Rupee Crash Alert: Why is the rupee weakening in the environment of war? Know these 5 reasons, fear of reaching 100

Rupee Crash Alert: Why is the rupee weakening in the environment of war? Know these 5 reasons, fear of reaching 100

Amid the ongoing conflict in the Middle East, the rupee has seen a sharp decline. On Friday, the rupee weakened significantly against the dollar, reaching near $94 per barrel. The currency recorded its biggest one-day fall in four years. The rupee fell 108 paise to close at 93.71, and breached the 93 level for the first time. The month of March has proven to be extremely turbulent for the Indian currency; Since the beginning of the month, it has lost 266 paise—or about 2% of its value—in its biggest period of decline in recent history. Experts are now expressing concern over the rupee’s movement, and some are even predicting that it may eventually touch the 100 level.

What is RBI doing about the fall of rupee?
The Reserve Bank of India (RBI) remains proactive and is actively intervening to stop this uncontrolled decline. The central bank has used state-owned banks to sell dollars, as well as forward contracts and non-deliverable forwards (NDFs) extensively in offshore markets. Estimates suggest the RBI sold more than $15 billion in March alone in an effort to prop up the currency. However, the central bank’s strategy appears to be primarily focused on maintaining macroeconomic stability.

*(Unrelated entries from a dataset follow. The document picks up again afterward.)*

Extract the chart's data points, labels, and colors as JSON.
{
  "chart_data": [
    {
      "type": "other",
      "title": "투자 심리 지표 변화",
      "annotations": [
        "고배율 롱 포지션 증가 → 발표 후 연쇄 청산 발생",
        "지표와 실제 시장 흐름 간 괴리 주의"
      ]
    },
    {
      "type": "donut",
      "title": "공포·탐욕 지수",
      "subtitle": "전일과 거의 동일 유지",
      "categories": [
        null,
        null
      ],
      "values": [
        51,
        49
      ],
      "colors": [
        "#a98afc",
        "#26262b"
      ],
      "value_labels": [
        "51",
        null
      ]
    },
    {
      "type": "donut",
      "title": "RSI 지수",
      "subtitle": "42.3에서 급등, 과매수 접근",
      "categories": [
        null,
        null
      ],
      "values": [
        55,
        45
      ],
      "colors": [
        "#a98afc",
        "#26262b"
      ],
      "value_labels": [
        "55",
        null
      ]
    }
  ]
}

Five reasons behind the fall of rupee:

* Foreign portfolio investors (FIIs/FPIs) have boosted dollar strength by pulling out over $8.5 billion (about ₹80,000 crore) from Indian equities in the month of March alone.
* Due to the ongoing conflict in the Middle East, Indian crude oil prices have soared above $156 per barrel—an all-time high. Since India imports more than 88% of its crude oil needs, this directly increases the national import bill, putting considerable downward pressure on the rupee. The escalating crisis in West Asia involving Iran, Israel and the United States has seriously weighed on global markets, causing investors to turn to safe-haven assets such as the US dollar. Amid the conflict, steadily rising energy costs and weak trade data have raised fears of a widening of the current account deficit, resulting in a marked weakening of the Indian rupee.
The Reserve Bank of India (RBI) has refrained from large-scale market intervention—instead choosing to reserve its reserves for development priorities—which has allowed market forces to put downward pressure on the rupee.

What effect will this have?
Weakening of rupee has many negative effects on the country. For the common man, this could mean rising fuel prices and an increase in the cost of imported electronic goods. Apart from this, the risk of inflation also increases. For the industrial sector, manufacturing companies that are heavily dependent on imported raw materials are likely to see their profit margins decline. Companies that have not hedged their foreign currency liabilities will have a direct and adverse impact on their balance sheets. From the perspective of the broader Indian economy, due to the twin pressures of widening trade deficit and rising inflation, it is likely that the RBI will delay any cut in interest rates, which could slow economic growth.

Rupee can touch 100 mark
In the short term, the rupee’s performance remains extremely disappointing. Currency experts predict that as long as the conflict in West Asia continues and crude oil prices continue to rise, there will be considerable downward pressure on the rupee. If geopolitical tensions do not ease immediately, the domestic currency may fall to 94 to 95 levels against the US dollar. There are also fears that it may cross the 100 mark.